Despite being descended from pilgrims and pioneers, Americans today are the least mobile they’ve ever been. Even when they want to move to cities that are thriving from areas that aren’t, they can’t seem to make it happen. Lower mobility of labor is a problem for any economy. In a special column for the Wall Street Journal, Janet Adamy and Paul Overberg write:
West Branch, Michigan
When she graduated from high school, Taylor Tibbetts was a bright star in this small Northern Michigan town. She won an $18,000-a-year swimming scholarship to Converse College in Spartanburg, S.C., and departed for her freshman year with high hopes.
Once on campus, however, she felt overwhelmed by her courses and scared and isolated among students from all over the country with different values. After just a week, her mother reluctantly agreed to bring her home.

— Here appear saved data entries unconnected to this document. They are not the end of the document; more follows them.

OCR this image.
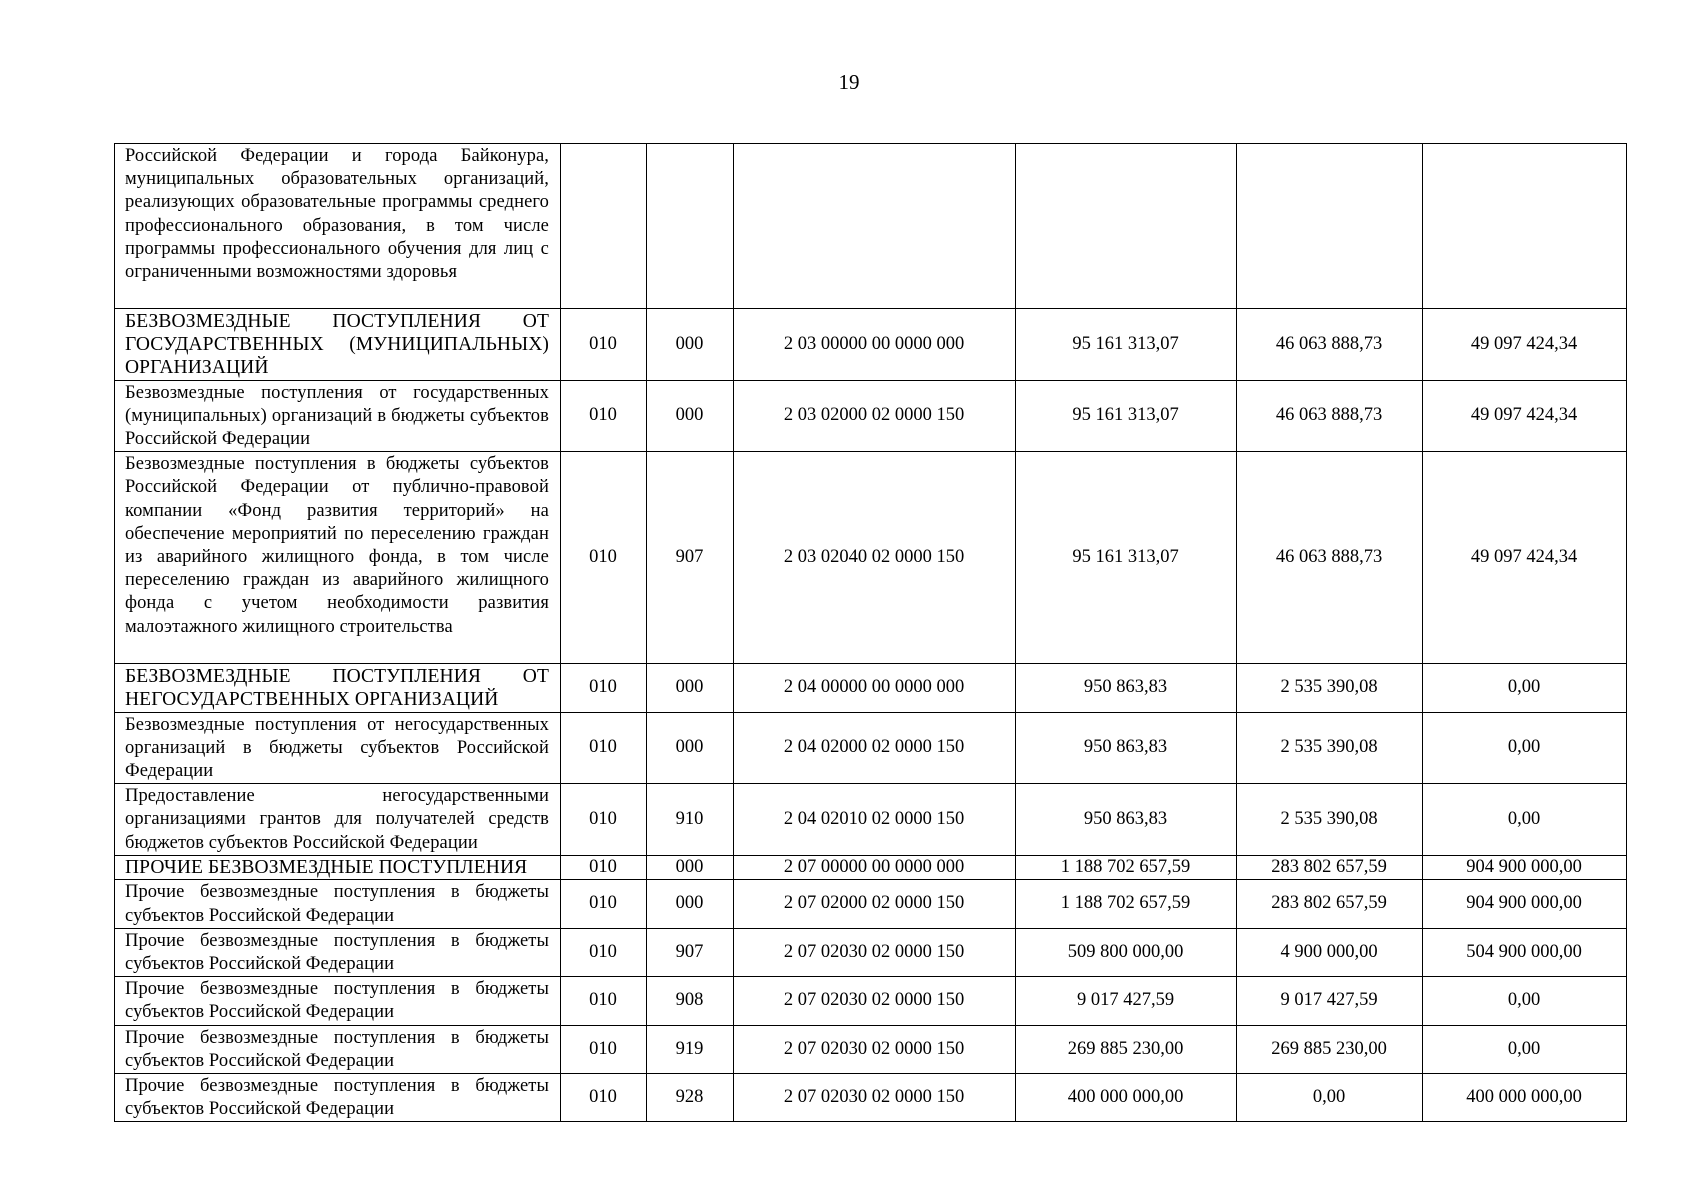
19
Российской Федерации и города Байконура, муниципальных образовательных организаций, реализующих образовательные программы среднего профессионального образования, в том числе программы профессионального обучения для лиц с ограниченными возможностями здоровья						
БЕЗВОЗМЕЗДНЫЕ ПОСТУПЛЕНИЯ ОТ ГОСУДАРСТВЕННЫХ (МУНИЦИПАЛЬНЫХ) ОРГАНИЗАЦИЙ	010	000	2 03 00000 00 0000 000	95 161 313,07	46 063 888,73	49 097 424,34
Безвозмездные поступления от государственных (муниципальных) организаций в бюджеты субъектов Российской Федерации	010	000	2 03 02000 02 0000 150	95 161 313,07	46 063 888,73	49 097 424,34
Безвозмездные поступления в бюджеты субъектов Российской Федерации от публично-правовой компании «Фонд развития территорий» на обеспечение мероприятий по переселению граждан из аварийного жилищного фонда, в том числе переселению граждан из аварийного жилищного фонда с учетом необходимости развития малоэтажного жилищного строительства	010	907	2 03 02040 02 0000 150	95 161 313,07	46 063 888,73	49 097 424,34
БЕЗВОЗМЕЗДНЫЕ ПОСТУПЛЕНИЯ ОТ НЕГОСУДАРСТВЕННЫХ ОРГАНИЗАЦИЙ	010	000	2 04 00000 00 0000 000	950 863,83	2 535 390,08	0,00
Безвозмездные поступления от негосударственных организаций в бюджеты субъектов Российской Федерации	010	000	2 04 02000 02 0000 150	950 863,83	2 535 390,08	0,00
Предоставление негосударственными организациями грантов для получателей средств бюджетов субъектов Российской Федерации	010	910	2 04 02010 02 0000 150	950 863,83	2 535 390,08	0,00
ПРОЧИЕ БЕЗВОЗМЕЗДНЫЕ ПОСТУПЛЕНИЯ	010	000	2 07 00000 00 0000 000	1 188 702 657,59	283 802 657,59	904 900 000,00
Прочие безвозмездные поступления в бюджеты субъектов Российской Федерации	010	000	2 07 02000 02 0000 150	1 188 702 657,59	283 802 657,59	904 900 000,00
Прочие безвозмездные поступления в бюджеты субъектов Российской Федерации	010	907	2 07 02030 02 0000 150	509 800 000,00	4 900 000,00	504 900 000,00
Прочие безвозмездные поступления в бюджеты субъектов Российской Федерации	010	908	2 07 02030 02 0000 150	9 017 427,59	9 017 427,59	0,00
Прочие безвозмездные поступления в бюджеты субъектов Российской Федерации	010	919	2 07 02030 02 0000 150	269 885 230,00	269 885 230,00	0,00
Прочие безвозмездные поступления в бюджеты субъектов Российской Федерации	010	928	2 07 02030 02 0000 150	400 000 000,00	0,00	400 000 000,00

Three years later, sitting on a vinyl booth at her family’s pizzeria in West Branch where she now works, Ms. Tibbetts, 21, says she longs to live in a thriving city like Denver or Nashville, and regrets her inability to leave here. …
It has also contributed to the nation’s deepening political divide. Small-town residents fed a populist revolt that helped put Donald Trump in the White House last year, reinforcing the administration’s plan to focus on issues such as curbing immigration and creating jobs through infrastructure spending. …
Economists say there are several practical reasons for the declining rural mobility—the first being the cost of housing. While small-town home prices have only modestly recovered from the housing market meltdown, years of restrictive land-use regulations have driven up prices in metropolitan areas to the point where it is difficult for all but the most highly educated professionals to move.
A lawyer who leaves Alabama, Mississippi or South Carolina for a job in New York, New Jersey or Connecticut would spend just 21% of his income on housing after moving, Prof. Ganong has found. But a janitor making such a move would have his higher salary gobbled up by housing costs equal to 52% of income.